Reg No
31300701
Rating
Regional
Categories of Special Interest
Architectural, Artistic, Historical, Social
Original Use
Rectory/glebe/vicarage/curate's house
In Use As
House
Date
1840 - 1896
Coordinates
109426, 340035
Date Recorded
31/01/2011
Date Updated
--/--/--
Detached three-bay single-storey over basement Church of Ireland rectory, extant 1896, on a T-shaped plan originally three-bay single-storey on a rectangular plan centred on single-bay (two-bay deep) single-storey projecting breakfront; three-bay full-height rear (east) elevation. Occupied, 1901; 1911. "Improved", 1914, producing present composition.

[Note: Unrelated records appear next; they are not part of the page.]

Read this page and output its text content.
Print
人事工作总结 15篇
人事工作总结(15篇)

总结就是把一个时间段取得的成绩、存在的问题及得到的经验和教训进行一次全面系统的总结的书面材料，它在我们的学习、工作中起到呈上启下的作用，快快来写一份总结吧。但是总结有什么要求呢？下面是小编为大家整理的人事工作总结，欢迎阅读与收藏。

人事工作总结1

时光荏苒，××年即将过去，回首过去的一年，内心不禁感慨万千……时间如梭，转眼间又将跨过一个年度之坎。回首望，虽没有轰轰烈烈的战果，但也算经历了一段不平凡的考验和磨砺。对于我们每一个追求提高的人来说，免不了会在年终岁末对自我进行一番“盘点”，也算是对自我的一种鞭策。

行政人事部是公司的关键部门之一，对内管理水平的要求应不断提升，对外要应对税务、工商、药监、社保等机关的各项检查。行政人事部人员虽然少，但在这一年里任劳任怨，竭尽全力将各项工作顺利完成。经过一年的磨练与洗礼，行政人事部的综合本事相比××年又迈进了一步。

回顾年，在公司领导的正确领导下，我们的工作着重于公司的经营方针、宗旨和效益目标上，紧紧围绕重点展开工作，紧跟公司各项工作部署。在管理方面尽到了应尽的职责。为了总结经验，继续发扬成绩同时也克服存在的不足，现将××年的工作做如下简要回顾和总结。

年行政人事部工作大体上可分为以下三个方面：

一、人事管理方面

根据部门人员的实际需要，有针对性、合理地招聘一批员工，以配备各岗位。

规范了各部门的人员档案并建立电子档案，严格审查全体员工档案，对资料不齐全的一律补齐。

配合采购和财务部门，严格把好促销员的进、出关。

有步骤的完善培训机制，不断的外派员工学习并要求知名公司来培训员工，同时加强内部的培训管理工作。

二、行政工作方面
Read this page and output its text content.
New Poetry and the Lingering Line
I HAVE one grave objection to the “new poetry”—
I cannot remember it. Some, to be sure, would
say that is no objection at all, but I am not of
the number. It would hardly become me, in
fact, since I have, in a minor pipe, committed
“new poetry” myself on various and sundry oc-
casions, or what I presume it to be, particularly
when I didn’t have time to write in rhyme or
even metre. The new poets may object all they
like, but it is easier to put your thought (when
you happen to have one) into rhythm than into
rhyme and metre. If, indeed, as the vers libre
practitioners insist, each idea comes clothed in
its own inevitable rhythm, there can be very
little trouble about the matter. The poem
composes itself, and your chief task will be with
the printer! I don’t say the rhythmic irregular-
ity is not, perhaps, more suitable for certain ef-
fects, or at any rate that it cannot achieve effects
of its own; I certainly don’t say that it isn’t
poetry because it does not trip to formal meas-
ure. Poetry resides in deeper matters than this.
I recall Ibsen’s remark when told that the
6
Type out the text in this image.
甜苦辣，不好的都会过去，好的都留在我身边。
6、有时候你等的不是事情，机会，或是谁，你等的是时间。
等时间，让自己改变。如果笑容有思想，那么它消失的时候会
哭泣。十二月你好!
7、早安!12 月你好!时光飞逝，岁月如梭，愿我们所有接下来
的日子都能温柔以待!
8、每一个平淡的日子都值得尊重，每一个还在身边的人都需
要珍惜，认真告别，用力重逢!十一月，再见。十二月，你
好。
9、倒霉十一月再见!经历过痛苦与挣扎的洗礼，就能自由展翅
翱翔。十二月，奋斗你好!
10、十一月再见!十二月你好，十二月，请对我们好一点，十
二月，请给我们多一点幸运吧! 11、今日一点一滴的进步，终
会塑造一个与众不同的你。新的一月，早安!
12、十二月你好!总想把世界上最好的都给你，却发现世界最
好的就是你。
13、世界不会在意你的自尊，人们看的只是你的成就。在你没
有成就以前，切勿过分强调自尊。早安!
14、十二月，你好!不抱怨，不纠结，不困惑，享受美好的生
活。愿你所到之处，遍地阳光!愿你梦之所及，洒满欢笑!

Pitched slate roof on a T-shaped plan centred on hipped slate roof (breakfront) with terracotta ridge tiles, rendered coping to gables with rendered chimney stacks to apexes having stringcourses below capping supporting terracotta pots, rendered chimney stack (breakfront) having stringcourse below capping supporting terracotta pots, and cast-iron rainwater goods on rendered eaves retaining cast-iron octagonal or ogee hoppers and downpipes. Limewashed roughcast walls; limewashed roughcast surface finish to rear (east) elevation over rendered, ruled and lined base with rendered "bas-relief" strips to corners. Square-headed window openings (breakfront) with cut-limestone sills, and concealed dressings framing one-over-one timber sash window having part exposed sash boxes. Square-headed window openings to rear (east) elevation with cut-limestone sills, and rendered "bas-relief" surrounds framing two-over-two timber sash (basement) or replacement uPVC casement (ground floor) windows. Set in landscaped grounds with rendered panelled piers to perimeter having "Cavetto"-detailed curvilinear gabled capping supporting flat iron "farm gate".
A rectory representing an integral component of the nineteenth-century built heritage of the rural environs of Ballycastle with the architectural value of the composition, one negating a glebe house designed (1828) by Joseph Welland (1798-1860), suggested by such attributes as the compact plan form centred on an expressed breakfront; and the high pitched roofline: meanwhile, aspects of the composition clearly illustrates the continued development or "improvement" of the rectory in the early twentieth century with those works attributable to the Office of Public Works (established 1831; NA). Having been well maintained, the elementary form and massing survive intact together with substantial quantities of the original fabric, both to the exterior and to the interior: however, the piecemeal introduction of replacement fittings to the openings has not had a beneficial impact on the character or integrity of a rectory having historic connections with the Doonfeeny parish Church of Ireland clergy including Reverend Peter Foley (d. 1896), 'Clerk late of Doonfeeney [sic] Vicarage Ballycastle County Mayo' (Calendars of Wills and Administrations 1896, 139); Reverend William Malcolm Foley (1854-1951), 'Clergyman Church of Ireland' (NA 1901); and Reverend John Francis Little (----), 'Clerk in Holy Orders' (NA 1911).